Anyhow, for me for many years the AMA has been a dirty acronym on the same scale as the GOP. In my view, reactionary, backward-thinking “conservatism” in both organizations has not only been impeding progress but has been causing great loss and destruction on this planet. Nothing has happened to change my mind about that, but now I find I can forgive them. It is not for them that I do it. It is not a reasoned act. It is an unabashedly selfish and emotional choice I’ve made, to simply forgive.
One thing did contribute to that decision, besides that oft-repeated injunction in the programs, that bit about releasing those “dubious luxuries.” That thing is a book that Greyfox brought home, a discard from the public library. I started leafing through it when I found it lying on the floor. The first little essay I read brought tears to my eyes. By the second one, I had found the release I’ve been fumbling towards for months. Feels good, doc. Thanks.
Comments (5)
Well written.
sounds like a good book what is it.
it’s funny…not funny “ha” but funny “odd”.
your experiences w/docs, while much worse and more extreme than mine, still have left lingering doubts about the whole field.

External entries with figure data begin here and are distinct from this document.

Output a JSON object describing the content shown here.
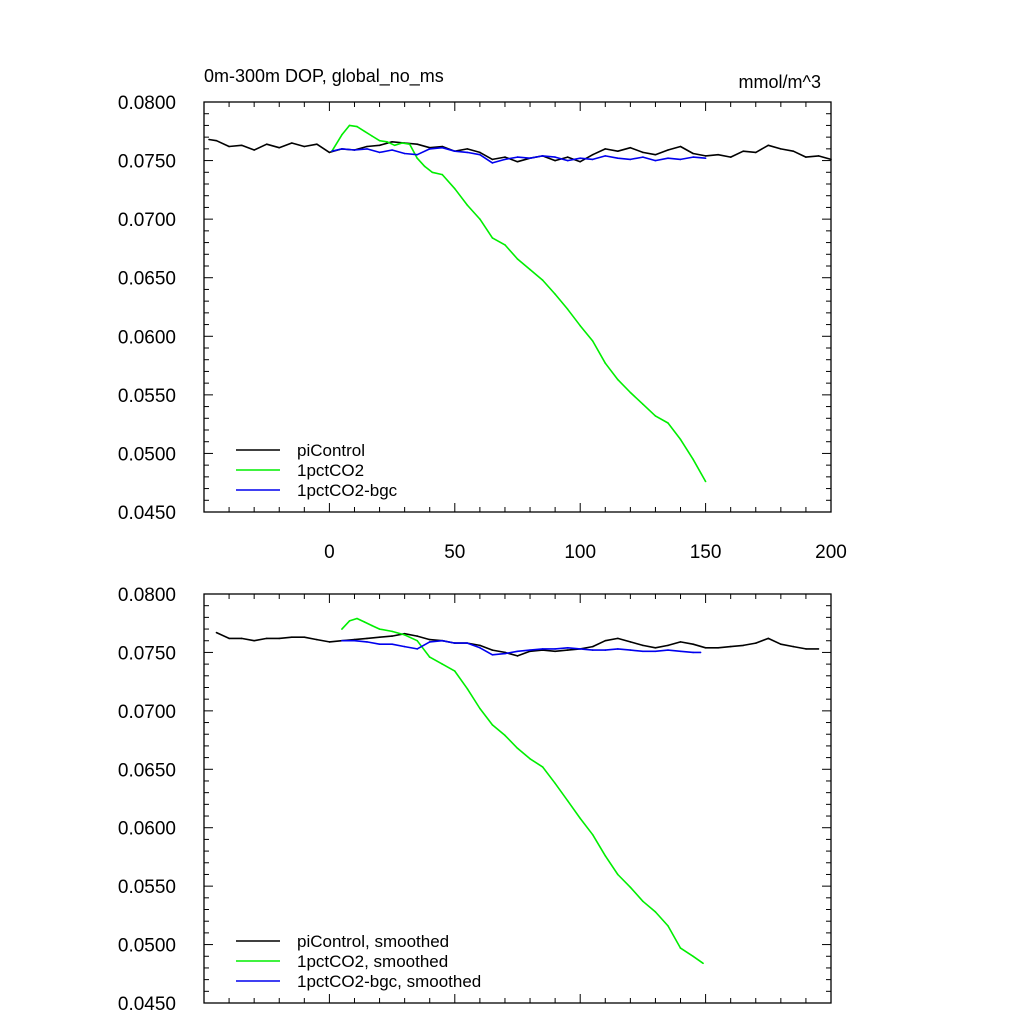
{
  "chart_data": [
    {
      "type": "line",
      "title": "0m-300m DOP, global_no_ms",
      "units": "mmol/m^3",
      "ylim": [
        0.045,
        0.08
      ],
      "xlim": [
        -50,
        200
      ],
      "yticks": [
        "0.0800",
        "0.0750",
        "0.0700",
        "0.0650",
        "0.0600",
        "0.0550",
        "0.0500",
        "0.0450"
      ],
      "xticks": [
        "0",
        "50",
        "100",
        "150",
        "200"
      ],
      "legend_position": "bottom-left",
      "series": [
        {
          "name": "piControl",
          "color": "#000000",
          "x": [
            -48,
            -45,
            -40,
            -35,
            -30,
            -25,
            -20,
            -15,
            -10,
            -5,
            0,
            5,
            10,
            15,
            20,
            25,
            30,
            35,
            40,
            45,
            50,
            55,
            60,
            65,
            70,
            75,
            80,
            85,
            90,
            95,
            100,
            105,
            110,
            115,
            120,
            125,
            130,
            135,
            140,
            145,
            150,
            155,
            160,
            165,
            170,
            175,
            180,
            185,
            190,
            195,
            200
          ],
          "y": [
            0.0768,
            0.0767,
            0.0762,
            0.0763,
            0.0759,
            0.0764,
            0.0761,
            0.0765,
            0.0762,
            0.0764,
            0.0757,
            0.076,
            0.0759,
            0.0762,
            0.0763,
            0.0766,
            0.0765,
            0.0764,
            0.0761,
            0.0762,
            0.0758,
            0.076,
            0.0757,
            0.0751,
            0.0753,
            0.0749,
            0.0752,
            0.0754,
            0.075,
            0.0753,
            0.0749,
            0.0755,
            0.076,
            0.0758,
            0.0761,
            0.0757,
            0.0755,
            0.0759,
            0.0762,
            0.0756,
            0.0754,
            0.0755,
            0.0753,
            0.0758,
            0.0757,
            0.0763,
            0.076,
            0.0758,
            0.0753,
            0.0754,
            0.0751
          ]
        },
        {
          "name": "1pctCO2",
          "color": "#00ee00",
          "x": [
            1,
            5,
            8,
            11,
            14,
            17,
            20,
            23,
            26,
            29,
            32,
            35,
            38,
            41,
            45,
            50,
            55,
            60,
            65,
            70,
            75,
            80,
            85,
            90,
            95,
            100,
            105,
            110,
            115,
            120,
            125,
            130,
            135,
            140,
            145,
            150
          ],
          "y": [
            0.0758,
            0.0772,
            0.078,
            0.0779,
            0.0775,
            0.0771,
            0.0767,
            0.0766,
            0.0763,
            0.0765,
            0.0764,
            0.0752,
            0.0745,
            0.074,
            0.0738,
            0.0726,
            0.0712,
            0.07,
            0.0684,
            0.0678,
            0.0666,
            0.0657,
            0.0648,
            0.0636,
            0.0623,
            0.0609,
            0.0596,
            0.0577,
            0.0563,
            0.0552,
            0.0542,
            0.0532,
            0.0526,
            0.0512,
            0.0495,
            0.0476
          ]
        },
        {
          "name": "1pctCO2-bgc",
          "color": "#0000ee",
          "x": [
            1,
            5,
            10,
            15,
            20,
            25,
            30,
            35,
            40,
            45,
            50,
            55,
            60,
            65,
            70,
            75,
            80,
            85,
            90,
            95,
            100,
            105,
            110,
            115,
            120,
            125,
            130,
            135,
            140,
            145,
            150
          ],
          "y": [
            0.0758,
            0.076,
            0.0759,
            0.076,
            0.0757,
            0.0759,
            0.0756,
            0.0755,
            0.076,
            0.0761,
            0.0758,
            0.0757,
            0.0755,
            0.0748,
            0.0751,
            0.0753,
            0.0752,
            0.0754,
            0.0753,
            0.075,
            0.0752,
            0.0751,
            0.0754,
            0.0752,
            0.0751,
            0.0753,
            0.075,
            0.0752,
            0.0751,
            0.0753,
            0.0752
          ]
        }
      ]
    },
    {
      "type": "line",
      "ylim": [
        0.045,
        0.08
      ],
      "xlim": [
        -50,
        200
      ],
      "yticks": [
        "0.0800",
        "0.0750",
        "0.0700",
        "0.0650",
        "0.0600",
        "0.0550",
        "0.0500",
        "0.0450"
      ],
      "legend_position": "bottom-left",
      "series": [
        {
          "name": "piControl, smoothed",
          "color": "#000000",
          "x": [
            -45,
            -40,
            -35,
            -30,
            -25,
            -20,
            -15,
            -10,
            -5,
            0,
            5,
            10,
            15,
            20,
            25,
            30,
            35,
            40,
            45,
            50,
            55,
            60,
            65,
            70,
            75,
            80,
            85,
            90,
            95,
            100,
            105,
            110,
            115,
            120,
            125,
            130,
            135,
            140,
            145,
            150,
            155,
            160,
            165,
            170,
            175,
            180,
            185,
            190,
            195
          ],
          "y": [
            0.0767,
            0.0762,
            0.0762,
            0.076,
            0.0762,
            0.0762,
            0.0763,
            0.0763,
            0.0761,
            0.0759,
            0.076,
            0.0761,
            0.0762,
            0.0763,
            0.0764,
            0.0766,
            0.0764,
            0.0761,
            0.076,
            0.0758,
            0.0758,
            0.0756,
            0.0752,
            0.075,
            0.0747,
            0.0751,
            0.0752,
            0.0751,
            0.0752,
            0.0753,
            0.0755,
            0.076,
            0.0762,
            0.0759,
            0.0756,
            0.0754,
            0.0756,
            0.0759,
            0.0757,
            0.0754,
            0.0754,
            0.0755,
            0.0756,
            0.0758,
            0.0762,
            0.0757,
            0.0755,
            0.0753,
            0.0753
          ]
        },
        {
          "name": "1pctCO2, smoothed",
          "color": "#00ee00",
          "x": [
            5,
            8,
            11,
            14,
            17,
            20,
            25,
            30,
            35,
            40,
            45,
            50,
            55,
            60,
            65,
            70,
            75,
            80,
            85,
            90,
            95,
            100,
            105,
            110,
            115,
            120,
            125,
            130,
            135,
            140,
            145,
            149
          ],
          "y": [
            0.077,
            0.0777,
            0.0779,
            0.0776,
            0.0773,
            0.077,
            0.0768,
            0.0765,
            0.076,
            0.0746,
            0.074,
            0.0734,
            0.0719,
            0.0702,
            0.0688,
            0.0679,
            0.0668,
            0.0659,
            0.0652,
            0.0638,
            0.0623,
            0.0608,
            0.0594,
            0.0576,
            0.056,
            0.0549,
            0.0537,
            0.0528,
            0.0516,
            0.0497,
            0.049,
            0.0484
          ]
        },
        {
          "name": "1pctCO2-bgc, smoothed",
          "color": "#0000ee",
          "x": [
            5,
            10,
            15,
            20,
            25,
            30,
            35,
            40,
            45,
            50,
            55,
            60,
            65,
            70,
            75,
            80,
            85,
            90,
            95,
            100,
            105,
            110,
            115,
            120,
            125,
            130,
            135,
            140,
            145,
            148
          ],
          "y": [
            0.076,
            0.076,
            0.0759,
            0.0757,
            0.0757,
            0.0755,
            0.0753,
            0.0759,
            0.076,
            0.0758,
            0.0758,
            0.0754,
            0.0748,
            0.0749,
            0.0751,
            0.0752,
            0.0753,
            0.0753,
            0.0754,
            0.0753,
            0.0752,
            0.0752,
            0.0753,
            0.0752,
            0.0751,
            0.0751,
            0.0752,
            0.0751,
            0.075,
            0.075
          ]
        }
      ]
    }
  ]
}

i remember drinking iodine…yep…three times a day for a year…trying to “burn” my goiter out. (grape juice is the only thing that will somewhat mask the taste…communion has never been the same) i swear to this day that I recall hearing the word radioactive iodine…several times. the docs are long gone or out of practice and as near dead as they can be… anytime i ever asked (while still younger) and even when i asked my oncologist about the possibility…the “what if” i received a “nope…no way….they didn’t say that.”
but still i wonder.
my uncle, however, a MASH doc in WWII turned country/small town doc afterward…was who I looked at as an example of what a doc should be. Charged what people could afford…or nothing at all. studied all the time. even went to conventions to learn what was new after he retired.

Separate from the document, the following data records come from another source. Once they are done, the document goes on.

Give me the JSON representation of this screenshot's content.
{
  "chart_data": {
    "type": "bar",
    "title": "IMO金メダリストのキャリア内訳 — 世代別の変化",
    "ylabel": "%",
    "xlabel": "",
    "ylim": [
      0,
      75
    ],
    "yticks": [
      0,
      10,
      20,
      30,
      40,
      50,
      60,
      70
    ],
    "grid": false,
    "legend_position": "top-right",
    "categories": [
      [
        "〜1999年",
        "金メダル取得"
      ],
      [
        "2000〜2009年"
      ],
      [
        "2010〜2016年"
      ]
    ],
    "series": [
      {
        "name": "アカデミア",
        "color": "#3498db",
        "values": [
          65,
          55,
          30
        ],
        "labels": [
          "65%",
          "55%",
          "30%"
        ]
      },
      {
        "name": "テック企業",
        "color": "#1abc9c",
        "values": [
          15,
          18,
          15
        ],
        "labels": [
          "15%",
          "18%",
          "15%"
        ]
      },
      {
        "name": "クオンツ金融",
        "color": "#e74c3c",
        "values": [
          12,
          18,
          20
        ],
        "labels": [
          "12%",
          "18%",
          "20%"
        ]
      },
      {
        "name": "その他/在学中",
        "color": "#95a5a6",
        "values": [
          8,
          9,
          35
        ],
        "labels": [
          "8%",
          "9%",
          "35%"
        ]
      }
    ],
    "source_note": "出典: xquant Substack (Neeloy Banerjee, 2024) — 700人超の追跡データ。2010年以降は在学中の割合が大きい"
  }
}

my great grandfather founded one of the largest hospitals here in KC…
i guess i was fortunate in seeing good before and after i saw bad.
i’m glad you found a book to help you find your release. sounds like it’d be good. it’s only a penny…but i’ve never ordered off the internet…hm.
I follow with your thinking on the ‘MDs.’ I fired my oncologist, after he THREW the research back at me on black cohosh in regard to an after hormone-receptive positive breast cancer diagnosis. He wanted me to take Tamoxifen, which the FDA lists as carcinogenic, causing endometrial cancers when taking for as little as 2 years, by the manufacturer’s own research! His argument… the German medical community will approve anything, whereas the FDA demands more research. Where’d the man get his medical degree? GERMANY! He’s married to a German national.
The Hipocratic Oath says “And first, do no harm.” Chemo KILLS (causing a break-down of the body’s immune system, allowing the cancers to multiply or show up in another area)! The oncologists giving chemo treatments are making a fortune on it, buying the drugs for pittance & charging big bucks for poisoning their patients. The oncologist I fired also charged his patients for his flights to/from this island from Oahu & the office materials, which would be patient out-of-pocket expenses insurance wouldn’t pay. How crooked is that? Imagine charging 5 patients each day he came (twice a week) for the full RT airfare at $250+?!!